Opinion ID: 2584774
Heading Depth: 3
Heading Rank: 1

Heading: Developmental Disability and Competence

Text: Defendant contends the trial court violated his state and federal constitutional rights to due process when it did not on its own initiative suspend the criminal proceedings because there was sufficient evidence to raise a doubt as to whether defendant was developmentally disabled. We disagree. (13) Section 1367, subdivision (a) prohibits trying a person who is mentally incompetent. Mental incompetency exists if, as a result of mental disorder or developmental disability, the defendant is unable to understand the nature of the criminal proceedings or to assist counsel in the conduct of a defense in a rational manner. ( Ibid. ) If the trial court has a doubt as to the mental competency of the accused, it must suspend proceedings until the issue of mental competency has been determined. At the penalty phase, defense Psychologist Nancy Kaser Boyd testified that defendant was mentally deficient, that the deficiency arose before defendant was 18 years of age, and that the deficiency constituted a substantial disability.
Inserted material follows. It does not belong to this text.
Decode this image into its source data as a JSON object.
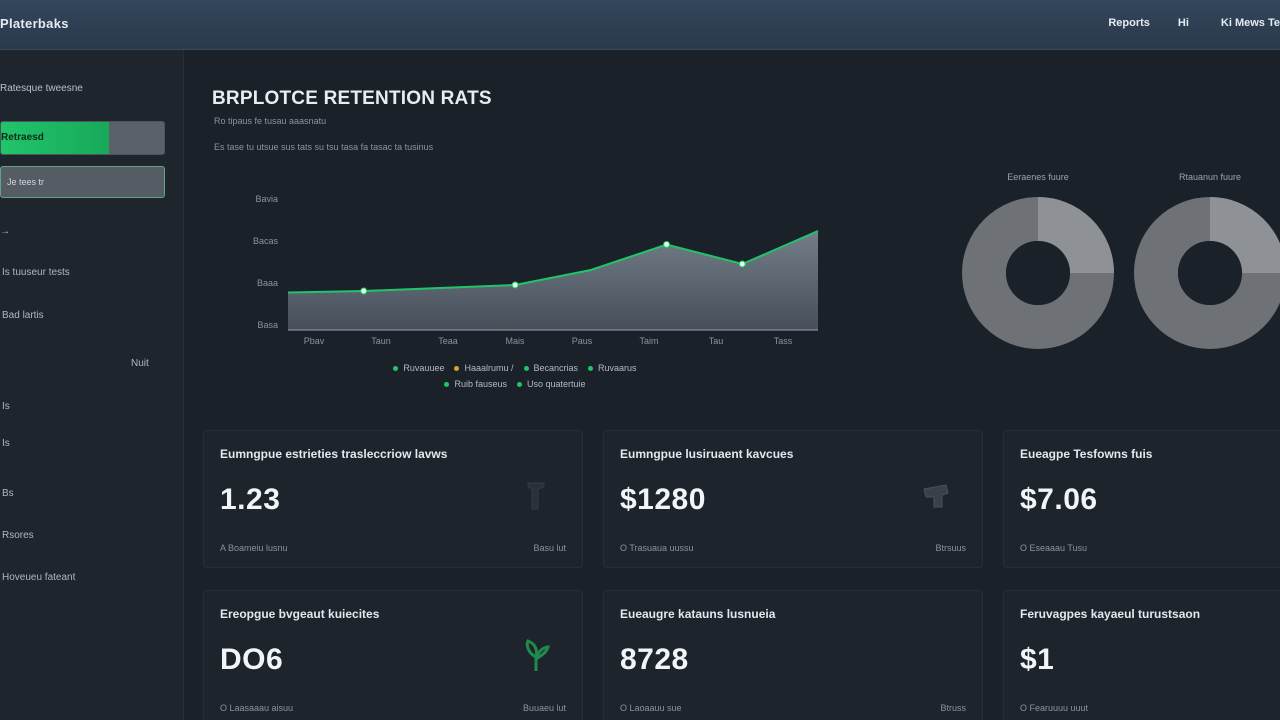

This testimony, defendant asserts, provided evidence of his developmental disability, triggering the trial court's duty to declare a doubt as to defendant's mental competency and to suspend the criminal proceedings. (14) A trial court's duty to suspend criminal proceedings, however, arises only when there is a doubt as to defendant's competency to stand trial (§ 1368, subd. (a)), not when there is merely a doubt as to the existence of a mental disorder or developmental disability that does not implicate a defendant's competency to stand trial. (See People v. Lewis and Oliver (2006) 39 Cal.4th 970, 1047 [47 Cal.Rptr.3d 467, 140 P.3d 775].) The trial court's obligation arises when there is a doubt as to the mental competence of the defendant.... (§ 1368, subd. (a).) Here, defendant concedes that the evidence did not raise a doubt on the issue of mental competence.